In a test of the commercial IRB system, the Government Accountability Office submitted a fake protocol to 3 different commercial IRBs. The protocol was rigged to be full of unsafe, high-risk elements. And apparently one of the companies, Coast IRB, fell for the sting, deeming the protocol safe and low-risk and giving it approval. Upon further investigation from the GAO, it turns out that Coast has not rejected a single proposal in the last 5 years, and it made over $9 million last year. Hmmm…

In the aftermath of this incident, it is very likely that attention is again going to get focused where it always gets focused: on the possibility that IRBs might be approving bad, unsafe research. But such a focus may be misguided. The case of Coast IRB shows that even commercial IRBs face very serious costs when they get caught approving bad research. The company has just seen its entire $9-mil-a-year business evaporate while it undergoes an audit. Employees may lose their jobs. Owners may lose profits and see their shares lose value. The entire company could go out of business.

Instead, the problem with both university and commercial IRBs is on the approval side: the system does not present the right level of incentives for approving worthy research. In the university IRB case, the incentive is too low. And in the commercial IRB case, it’s too high. Hypothetically speaking, even if somebody at a Coast IRB kind of place knew the potential costs of getting caught approving bad research, in a rational cost-benefit analysis those potential costs would have been balanced against a multimillion-dollar revenue stream that depended on them approving lots of protocols, good and bad.

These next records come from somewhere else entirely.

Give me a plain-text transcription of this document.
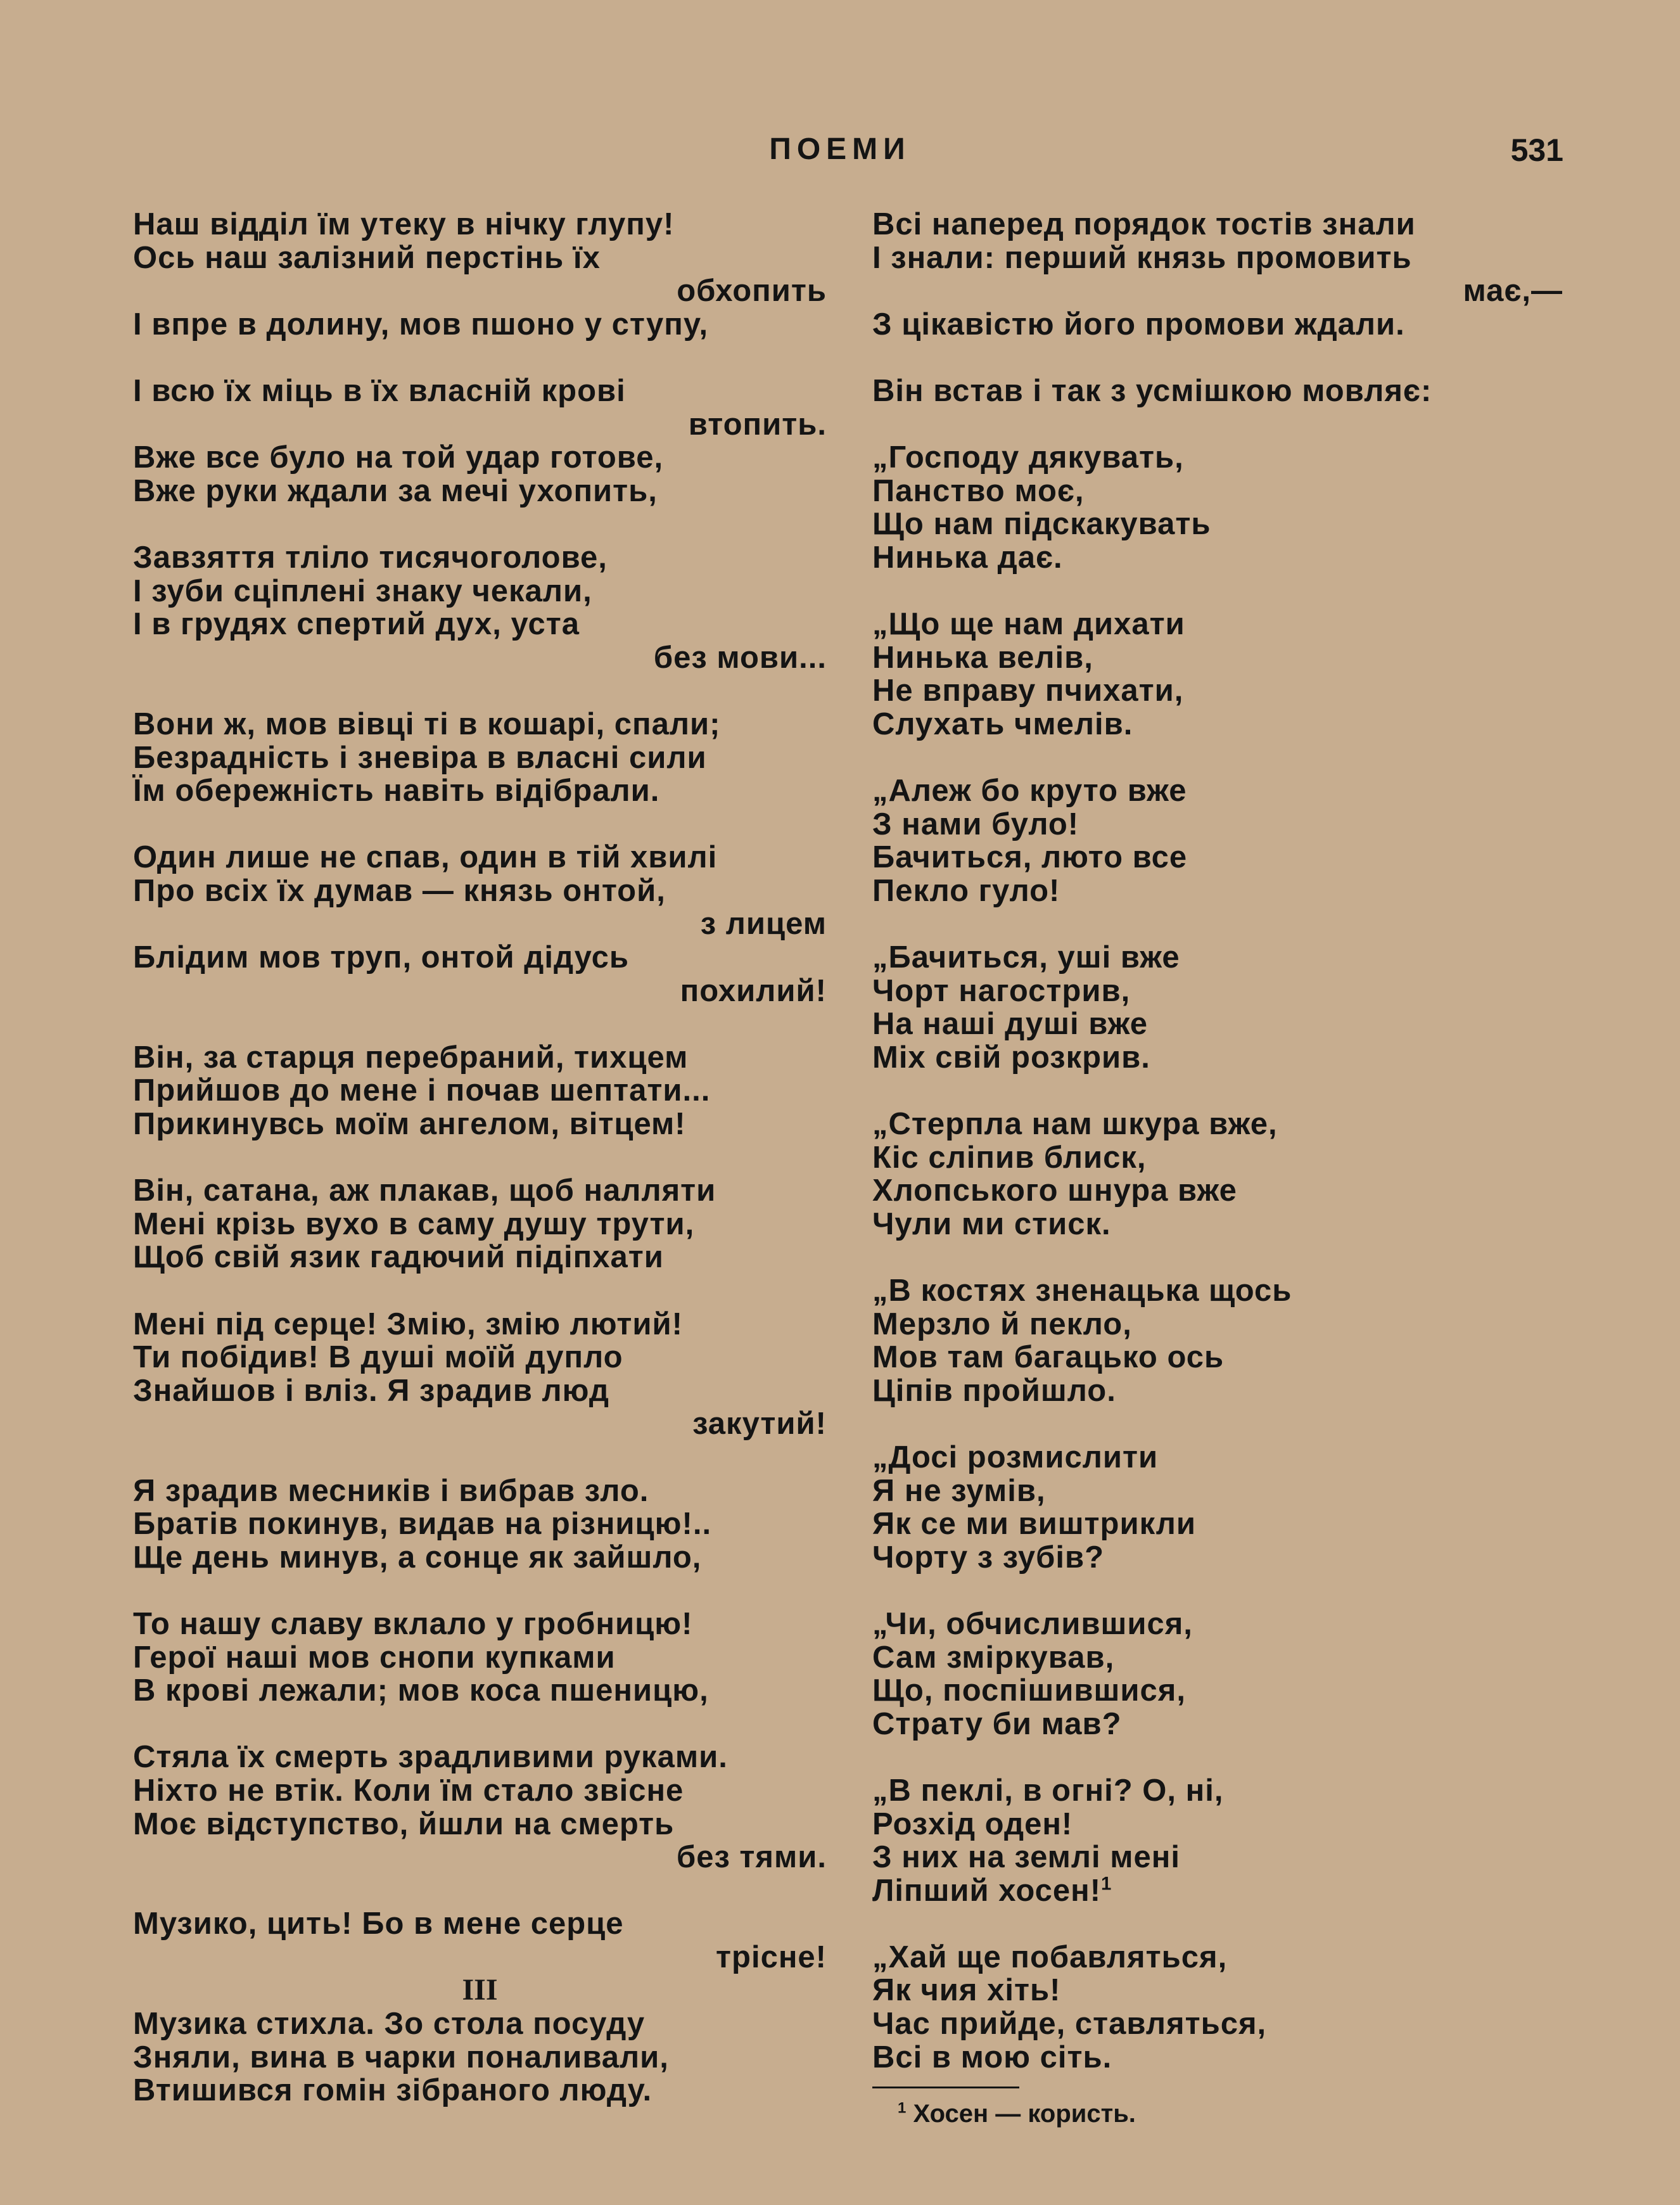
ПОЕМИ	531
Наш відділ їм утеку в нічку глупу!
Ось наш залізний перстінь їх
обхопить
І впре в долину, мов пшоно у ступу,
І всю їх міць в їх власній крові
втопить.
Вже все було на той удар готове,
Вже руки ждали за мечі ухопить,
Завзяття тліло тисячоголове,
І зуби сціплені знаку чекали,
І в грудях спертий дух, уста
без мови...
Вони ж, мов вівці ті в кошарі, спали;
Безрадність і зневіра в власні сили
Їм обережність навіть відібрали.
Один лише не спав, один в тій хвилі
Про всіх їх думав — князь онтой,
з лицем
Блідим мов труп, онтой дідусь
похилий!
Він, за старця перебраний, тихцем
Прийшов до мене і почав шептати...
Прикинувсь моїм ангелом, вітцем!
Він, сатана, аж плакав, щоб налляти
Мені крізь вухо в саму душу трути,
Щоб свій язик гадючий підіпхати
Мені під серце! Змію, змію лютий!
Ти побідив! В душі моїй дупло
Знайшов і вліз. Я зрадив люд
закутий!
Я зрадив месників і вибрав зло.
Братів покинув, видав на різницю!..
Ще день минув, а сонце як зайшло,
То нашу славу вклало у гробницю!
Герої наші мов снопи купками
В крові лежали; мов коса пшеницю,
Стяла їх смерть зрадливими руками.
Ніхто не втік. Коли їм стало звісне
Моє відступство, йшли на смерть
без тями.
Музико, цить! Бо в мене серце
тріснe!
III
Музика стихла. Зо стола посуду
Зняли, вина в чарки поналивали,
Втишився гомін зібраного люду.
Всі наперед порядок тостів знали
І знали: перший князь промовить
має,—
З цікавістю його промови ждали.
Він встав і так з усмішкою мовляє:
„Господу дякувать,
Панство моє,
Що нам підскакувать
Нинька дає.
„Що ще нам дихати
Нинька велів,
Не вправу пчихати,
Слухать чмелів.
„Алеж бо круто вже
З нами було!
Бачиться, люто все
Пекло гуло!
„Бачиться, уші вже
Чорт нагострив,
На наші душі вже
Міх свій розкрив.
„Стерпла нам шкура вже,
Кіс сліпив блиск,
Хлопського шнура вже
Чули ми стиск.
„В костях зненацька щось
Мерзло й пекло,
Мов там багацько ось
Ціпів пройшло.
„Досі розмислити
Я не зумів,
Як се ми виштрикли
Чорту з зубів?
„Чи, обчислившися,
Сам зміркував,
Що, поспішившися,
Страту би мав?
„В пеклі, в огні? О, ні,
Розхід оден!
З них на землі мені
Ліпший хосен!$^1$
„Хай ще побавляться,
Як чия хіть!
Час прийде, ставляться,
Всі в мою сіть.
$^1$ Хосен — користь.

So what will happen next? If you are a member of Congress and you want to fix commercial IRBs, you could alter the cost-benefit balance on either side. That is, you could either diminish the profit motive associated with approving research, or you could make it even more costly for a company to mistakenly approve bad research. The problem is that any new regulatory policy designed to fix commercial IRBs could very well affect university IRBs as well, since both kinds of IRBs fall under many of the same regulations. And if you raise the costs and punishments associated with approving bad research (or institute even more intrusive regulations and oversight to try to prevent such approvals from happening), you will make the perverse incentives at universities even more perverse.

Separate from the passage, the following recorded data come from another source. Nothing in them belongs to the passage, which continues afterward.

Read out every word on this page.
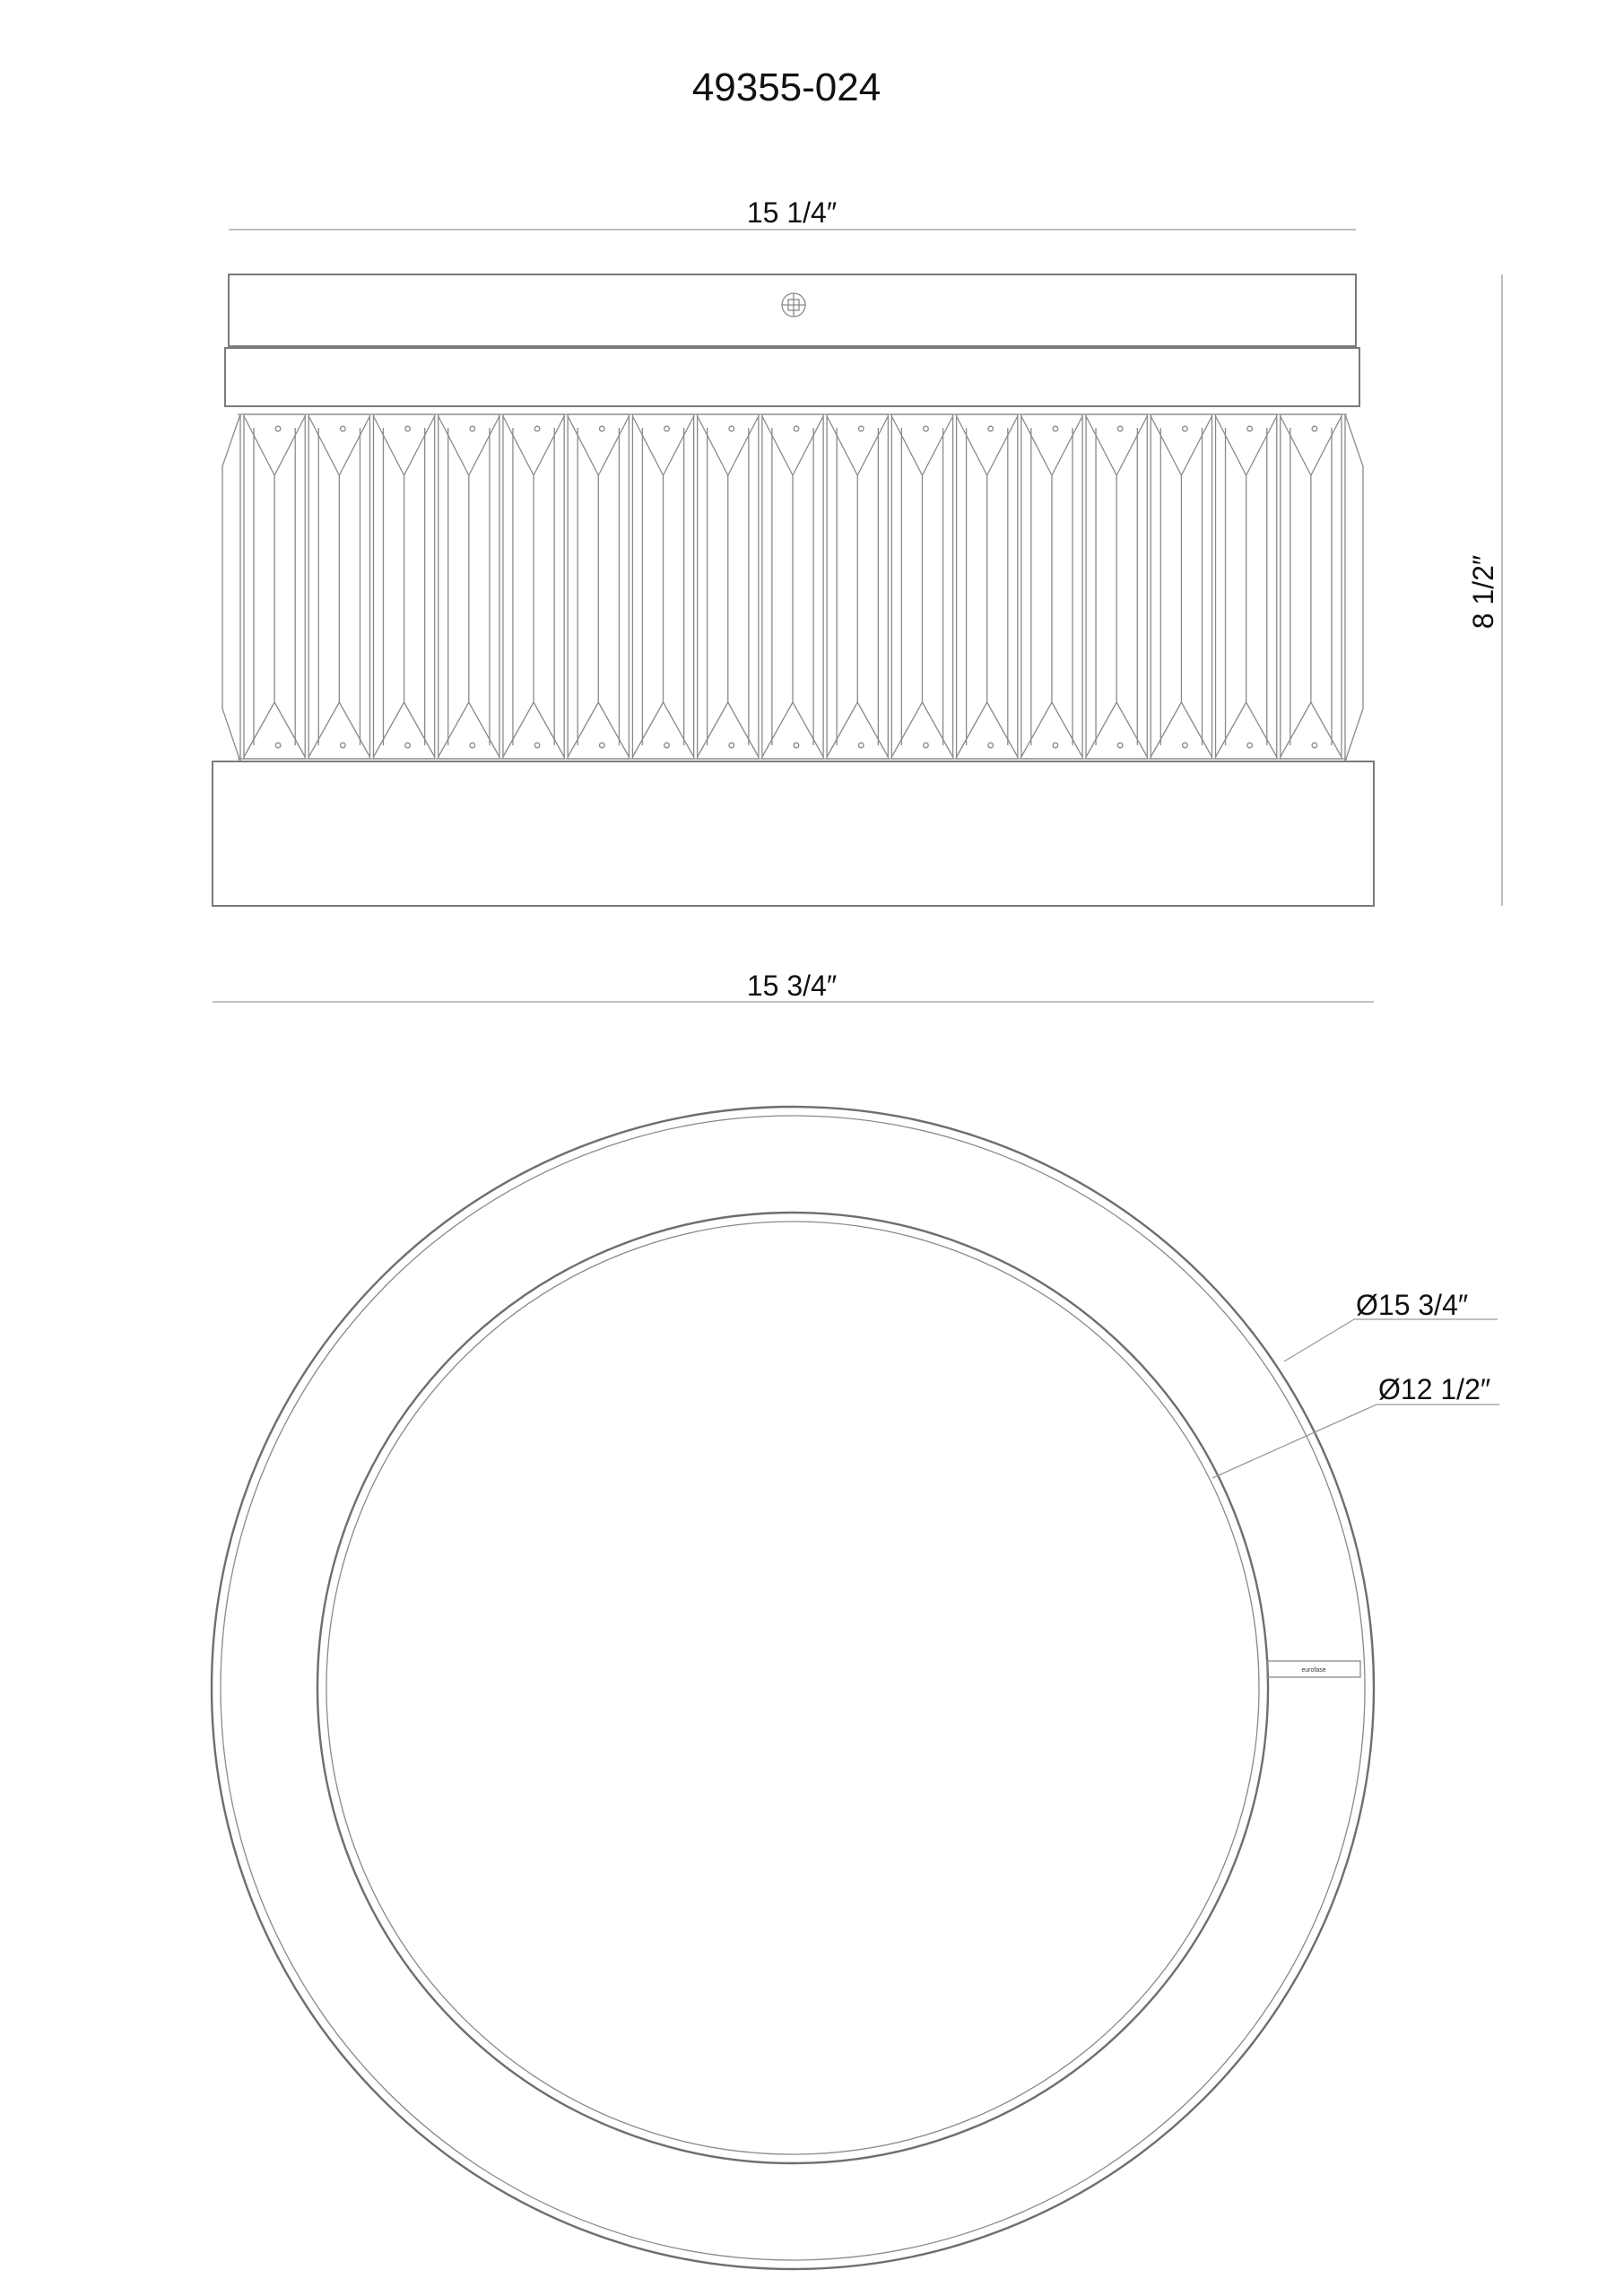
49355-024
15 1/4″
8 1/2″
15 3/4″
eurofase
Ø15 3/4″
Ø12 1/2″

Personally, I think it’s at least a littie bit weird that IRBs — institutions designed to safeguard the interests of research subjects — can be run as for-profit businesses whose very financial existence depends upon those they are supposed to watch. If Congress wants to fix the system in the commercial medical industry, they need to look at the fundamental question of whether that is a sustainable model, and narrowly tailor any changes to apply to commerical IRBs. The answer is most definitely not to create more intrusive oversight or threaten punishments across the board. Let’s hope that is not the direction they choose to go.